Case ID: f2d_409/html/0013-01.html
Source: Caselaw Access Project
Author: {"author": "PER CURIAM.", "license": "Public Domain", "url": "https://static.case.law/"}
Date Created: 2024-08-24T03:29:51.129683

Hazel M. MARTIN, Plaintiff-Appellee, v. UNITED STATES of America, Defendant-Appellant.
    No. 18583.
    United States Court of Appeals Sixth Circuit.
    March 20, 1969.
    David E. Carmack, Atty., Dept, of Justice, Washington, D. C., for appellant, Mitchell Rogovin, Asst. Atty. Gen., Lee A. Jackson, Meyer Rothwaeks, Grant W. Wiprud, Attys., Dept, of Justice, Washington, D. C., on the brief.
    Herman E. Frick, Louisville, Ky., for appellee, Richard L. Hitchcock, Louisville, Ky., on the brief.
    Before WEICK, Chief Judge, and CELEBREZZE and McCREE, Circuit Judges.
   PER CURIAM.

This is an appeal from a judgment of the District Court holding that certain payments received by appellant under a coal mining lease during the tax years 1960 to 1963 constituted amounts realized from the disposal of coal and should be treated under § 631(c) of the Internal Revenue Code of 1954 as amounts received for the sale of a capital asset instead of ordinary income.
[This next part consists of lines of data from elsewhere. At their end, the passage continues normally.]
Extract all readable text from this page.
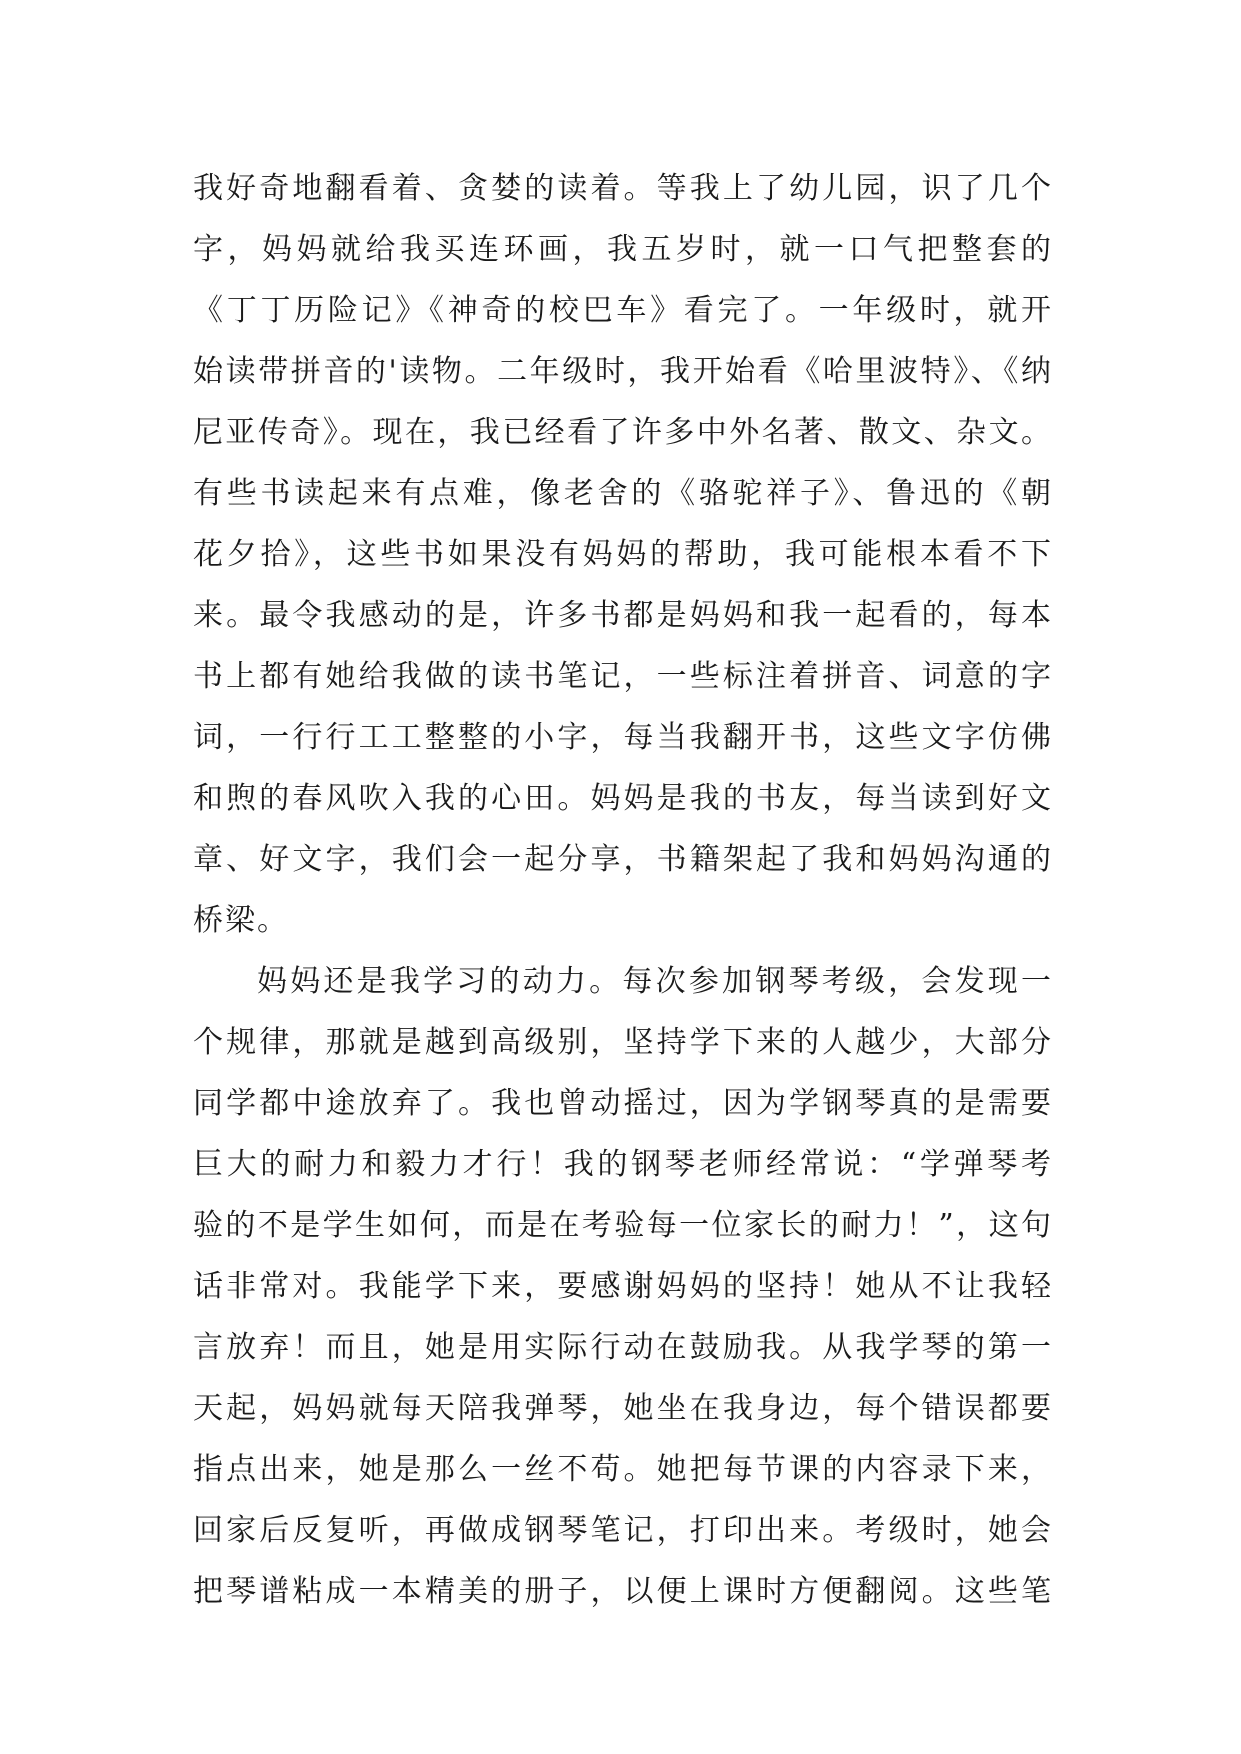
我好奇地翻看着、贪婪的读着。等我上了幼儿园，识了几个
字，妈妈就给我买连环画，我五岁时，就一口气把整套的
《丁丁历险记》《神奇的校巴车》看完了。一年级时，就开
始读带拼音的'读物。二年级时，我开始看《哈里波特》、《纳
尼亚传奇》。现在，我已经看了许多中外名著、散文、杂文。
有些书读起来有点难，像老舍的《骆驼祥子》、鲁迅的《朝
花夕拾》，这些书如果没有妈妈的帮助，我可能根本看不下
来。最令我感动的是，许多书都是妈妈和我一起看的，每本
书上都有她给我做的读书笔记，一些标注着拼音、词意的字
词，一行行工工整整的小字，每当我翻开书，这些文字仿佛
和煦的春风吹入我的心田。妈妈是我的书友，每当读到好文
章、好文字，我们会一起分享，书籍架起了我和妈妈沟通的
桥梁。
妈妈还是我学习的动力。每次参加钢琴考级，会发现一
个规律，那就是越到高级别，坚持学下来的人越少，大部分
同学都中途放弃了。我也曾动摇过，因为学钢琴真的是需要
巨大的耐力和毅力才行！我的钢琴老师经常说：“学弹琴考
验的不是学生如何，而是在考验每一位家长的耐力！”，这句
话非常对。我能学下来，要感谢妈妈的坚持！她从不让我轻
言放弃！而且，她是用实际行动在鼓励我。从我学琴的第一
天起，妈妈就每天陪我弹琴，她坐在我身边，每个错误都要
指点出来，她是那么一丝不苟。她把每节课的内容录下来，
回家后反复听，再做成钢琴笔记，打印出来。考级时，她会
把琴谱粘成一本精美的册子，以便上课时方便翻阅。这些笔
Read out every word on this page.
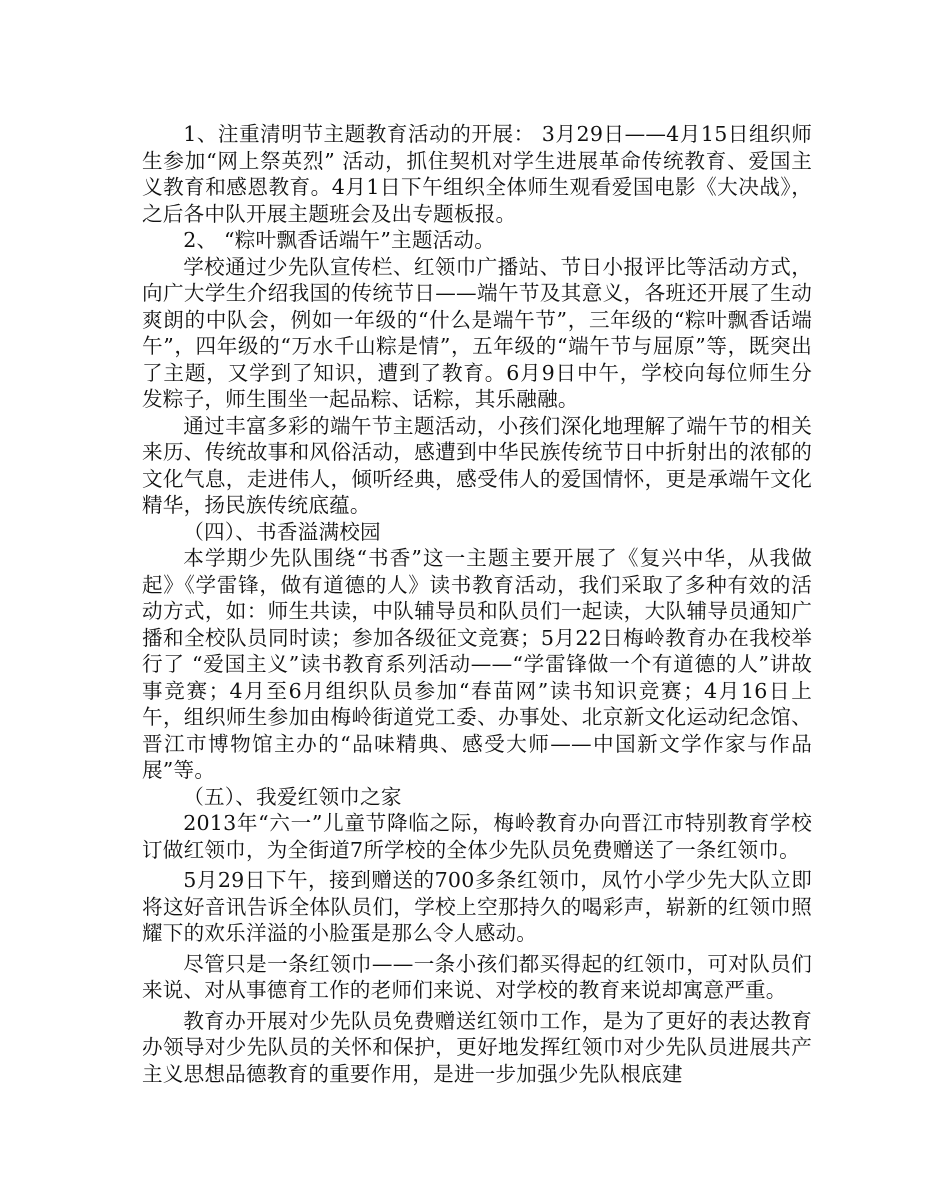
1、注重清明节主题教育活动的开展： 3月29日——4月15日组织师生参加“网上祭英烈” 活动，抓住契机对学生进展革命传统教育、爱国主义教育和感恩教育。4月1日下午组织全体师生观看爱国电影《大决战》，之后各中队开展主题班会及出专题板报。

2、 “粽叶飘香话端午”主题活动。

学校通过少先队宣传栏、红领巾广播站、节日小报评比等活动方式，向广大学生介绍我国的传统节日——端午节及其意义，各班还开展了生动爽朗的中队会，例如一年级的“什么是端午节”，三年级的“粽叶飘香话端午”，四年级的“万水千山粽是情”，五年级的“端午节与屈原”等，既突出了主题，又学到了知识，遭到了教育。6月9日中午，学校向每位师生分发粽子，师生围坐一起品粽、话粽，其乐融融。

通过丰富多彩的端午节主题活动，小孩们深化地理解了端午节的相关来历、传统故事和风俗活动，感遭到中华民族传统节日中折射出的浓郁的文化气息，走进伟人，倾听经典，感受伟人的爱国情怀，更是承端午文化精华，扬民族传统底蕴。

（四）、书香溢满校园

本学期少先队围绕“书香”这一主题主要开展了《复兴中华，从我做起》《学雷锋，做有道德的人》读书教育活动，我们采取了多种有效的活动方式，如：师生共读，中队辅导员和队员们一起读，大队辅导员通知广播和全校队员同时读；参加各级征文竞赛；5月22日梅岭教育办在我校举行了 “爱国主义”读书教育系列活动——“学雷锋做一个有道德的人”讲故事竞赛；4月至6月组织队员参加“春苗网”读书知识竞赛；4月16日上午，组织师生参加由梅岭街道党工委、办事处、北京新文化运动纪念馆、晋江市博物馆主办的“品味精典、感受大师——中国新文学作家与作品展”等。

（五）、我爱红领巾之家

2013年“六一”儿童节降临之际，梅岭教育办向晋江市特别教育学校订做红领巾，为全街道7所学校的全体少先队员免费赠送了一条红领巾。

5月29日下午，接到赠送的700多条红领巾，凤竹小学少先大队立即将这好音讯告诉全体队员们，学校上空那持久的喝彩声，崭新的红领巾照耀下的欢乐洋溢的小脸蛋是那么令人感动。

尽管只是一条红领巾——一条小孩们都买得起的红领巾，可对队员们来说、对从事德育工作的老师们来说、对学校的教育来说却寓意严重。

教育办开展对少先队员免费赠送红领巾工作，是为了更好的表达教育办领导对少先队员的关怀和保护，更好地发挥红领巾对少先队员进展共产主义思想品德教育的重要作用，是进一步加强少先队根底建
The facts are stipulated by the parties. Hazel M. Martin, appellant-taxpayer, owned both the mineral and surface rights in a certain tract of land in Muhlenberg County, Kentucky, hereinafter referred to as the “Martin Tract”. She also owned the surface rights and an undivided fractional interest in the mineral rights in a second, adjacent tract, hereinafter referred to as the “Heirs Tract”. On April 17, 1958, Martin executed a mining lease covering both tracts to the Kirkpatrick Mining Company. Pursuant to the terms of this lease, she received the amounts which are the subject of this action.

Taxpayer evidently reported all amounts received under the lease as gains from the sale of a capital asset. The Commissioner determined that a portion of these payments, five cents per ton of coal removed from the Heirs’ Tract, was ordinary income and accordingly assessed a deficiency. Taxpayer paid the deficiency and sued in the District Court for a refund.

Paragraphs 3(a) and 12 of the lease set forth the amounts to be received for the coal extracted from both tracts by the strip mining method, which was used exclusively during the years in question. Paragraph 3(a) provides:

For Coal mined by the strip method of mining from land the surface of and coal in which is owned by Lessor fifteen cents for each ton of #9 and #11, and ten cents per ton for any merchantable #12.

Paragraph 12 provides:

If the Lessor owns a less interest in any tract or tracts of the leased premises than the entire and undivided interest therein, then the royalties herein provided accruing on coal from such tract or tracts shall be paid Lessor only in the proportion which her interest therein bears to the whole and undivided fee of such tract.

In addition to these payments, Paragraph 3(b) provides:

For coal mined by the strip method of mining from land the surface of which is owned by Lessor, but in which the Lessor does not own all the coal, five cents for each ton for the use of said surface. (Emphasis added).

The District Court held that the payments received by taxpayer under this Paragraph were also for “the disposal of coal” and, therefore, under § 631(c), should be treated as gains from the sale of a capital asset. We find, however, that these payments were received for the use of the surface of the Heirs’ Tract, as specified in the lease, and were distinct from those amounts received under Paragraphs 3(a) and 12 for the disposal of coal extracted by the strip mining method. Although in Omer v. United States, 329 F.2d 393 (6th Cir. 1964), the taxpayer owned only the surface rights in the land in question, nevertheless the rationale of that case is clearly controlling here. As this court stated in United States v. Brown Wood Preserving Co., 275 F.2d 525 (6th Cir. 1960):

Capital gains is an exception to the general rule that income is taxable as ordinary income. * * * Accordingly, the statute is not to be broadly applied but is narrowly construed in order to protect the revenue. 275 F.2d at 529.

The decision of the District Court is reversed and the case is remanded for proceedings consistent with this opinion. 
      
      . During the years in question, § 631(c) provided in part:
      DISPOSAL OF COAL WITH A RETAINED ECONOMIC INTEREST.— In the case of the disposal of coal (including lignite), held for more than 6 months before such disposal, by the owner thereof under any form of contract by virtue of which such owner retains an economic interest in such coal, the difference between the amount realized from the disposal of such coal and the adjusted depletion basis thereof * * * shall be considered as though it were a gain or loss, as the case may be, on the sale of such coal.